Make them wear pants!

I was not going to comment on this. Really. I was shoveling away, happy as a lark, thinking about my own books and minding my own business. But people keep blogging about IT. And emailing me about IT.

You do know what I’m talking about, don’t you?

Scrotum.

Quick background. One the first page of the most recent Newbery winner, The Higher Power of Lucky, a rather unfortunate dog is bit by a rattlesnake in a rather unfortunate place. That’s right. Fido (actually, the dog is named Roy) gets nailed in the ballsack. But the reader does not see the incident. Instead, the book’s main character, Lucky, overhears a conversation about it.

You can read an excerpt on amazon.

Lucky then ponders this strange word, scrotum, thinking it “sounded medical and secret.” (I must agree with her about that. It took me decades to figure out precisely what that word meant.)

And then the book continues.

First, a disclaimer: I have not read the book. Therefore my comments have nothing to do with the quality of it, or any of Patron’s other choices. But I do have a couple of opinions about the controversy this has stirred up. This has been argued about in the New York Times, Publisher’s Weekly, various listservs and probably every writer’s group in America. The book has been banned countless places. AS IF has devoted a lot of space to it. As usual, David Lubar has a wonderful comment. Teacher Monica Edinger has some good thoughts, too.

Susan Patron, herself a librarian, has written a response to her critics. So I might as well add my two cents. I can solve the problem instantly.

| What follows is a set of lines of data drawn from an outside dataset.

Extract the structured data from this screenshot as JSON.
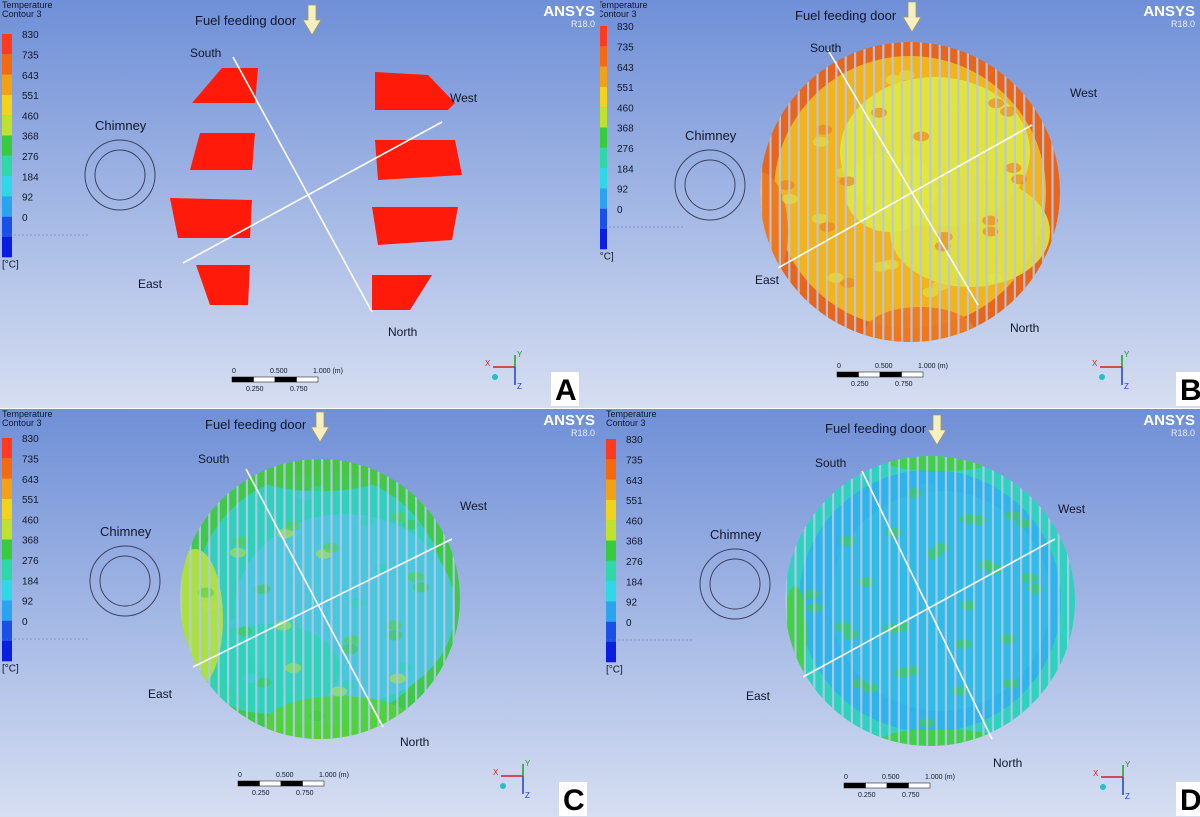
{
  "panels": [
    {
      "letter": "A",
      "disc": "segments"
    },
    {
      "letter": "B",
      "disc": "full",
      "base": "#f2b41a",
      "rim": "#e8661c",
      "blobs": [
        {
          "c": "#e0e840",
          "dx": 25,
          "dy": -40,
          "rx": 95,
          "ry": 75
        },
        {
          "c": "#dfe33f",
          "dx": 60,
          "dy": 40,
          "rx": 80,
          "ry": 55
        },
        {
          "c": "#e0e840",
          "dx": -20,
          "dy": 0,
          "rx": 45,
          "ry": 40
        },
        {
          "c": "#ee7a1c",
          "dx": -150,
          "dy": 40,
          "rx": 28,
          "ry": 60
        },
        {
          "c": "#ee7a1c",
          "dx": 10,
          "dy": 140,
          "rx": 55,
          "ry": 25
        }
      ]
    },
    {
      "letter": "C",
      "disc": "full",
      "base": "#30d0bc",
      "rim": "#3fc84a",
      "blobs": [
        {
          "c": "#4ec6e0",
          "dx": 25,
          "dy": 10,
          "rx": 110,
          "ry": 95
        },
        {
          "c": "#2fd4b8",
          "dx": -50,
          "dy": 70,
          "rx": 70,
          "ry": 45
        },
        {
          "c": "#b5e23a",
          "dx": -125,
          "dy": 20,
          "rx": 28,
          "ry": 70
        },
        {
          "c": "#52d23a",
          "dx": 20,
          "dy": 125,
          "rx": 75,
          "ry": 28
        },
        {
          "c": "#45c83f",
          "dx": 0,
          "dy": -130,
          "rx": 75,
          "ry": 22
        }
      ]
    },
    {
      "letter": "D",
      "disc": "full",
      "base": "#2db4ea",
      "rim": "#2fd2be",
      "blobs": [
        {
          "c": "#32bde6",
          "dx": 10,
          "dy": 0,
          "rx": 110,
          "ry": 110
        },
        {
          "c": "#44cf3f",
          "dx": -135,
          "dy": 35,
          "rx": 12,
          "ry": 50
        },
        {
          "c": "#44cf3f",
          "dx": 10,
          "dy": 140,
          "rx": 60,
          "ry": 12
        },
        {
          "c": "#44cf3f",
          "dx": 10,
          "dy": -140,
          "rx": 55,
          "ry": 10
        }
      ]
    }
  ],
  "legend": {
    "title1": "Temperature",
    "title2": "Contour 3",
    "unit": "[°C]",
    "ticks": [
      "830",
      "735",
      "643",
      "551",
      "460",
      "368",
      "276",
      "184",
      "92",
      "0"
    ],
    "colors": [
      "#ff3a1e",
      "#f56a0e",
      "#f2a014",
      "#f2d21a",
      "#bfe22c",
      "#37cc3e",
      "#2ed8a8",
      "#2fd8e6",
      "#2aa4ee",
      "#1a4fe8",
      "#0a1ee0"
    ]
  },
  "labels": {
    "fuel_door": "Fuel feeding door",
    "south": "South",
    "west": "West",
    "east": "East",
    "north": "North",
    "chimney": "Chimney"
  },
  "brand": {
    "name": "ANSYS",
    "version": "R18.0"
  },
  "scale": {
    "top": [
      "0",
      "0.500",
      "1.000  (m)"
    ],
    "bottom": [
      "0.250",
      "0.750"
    ]
  },
  "axes": {
    "x": "X",
    "y": "Y",
    "z": "Z"
  }
}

I call on the President to require all male dogs to wear pants or face immediate castration. Because that’s how we solve problems, right? Cover it up, chop it off, or make it go away.

No?

OK, option #2. Thank Susan Patron for giving us the chance to talk about this. Because clearly, people have vastly different opinions about it. I think it is very, very silly to get worked up about the proper medical name of a dog’s anatomy. I also think, based on the excerpt I read, Patron used the word in context perfectly. When I was a kid, I didn’t know what it was called. I was mystified by a lot of things as a kid. That’s why I read books, to learn.

It bums me out to see the name-calling that this controversy is degenerating into. In one corner we have the radical liberals foaming with their sexuality agendas, in the other corner we have Puritanical Victorian ostriches who want to deprive children of information. Everyone is allowed an opinion, but when you start calling people names, we all lose.

The larger issue that needs to be aired out is that of “banning.” Some librarians are making the choice not to put Lucky in their collection. (Some of the quotes I read indicated it was because of the scrotum reference (should that be scrotal?), others because they didn’t think it was a great book.) Librarians face this choice every single day: lots of books to buy, very little money to buy them with.

So they makes choices. Is that banning? What do you think?

I still think we should make dogs wear pants.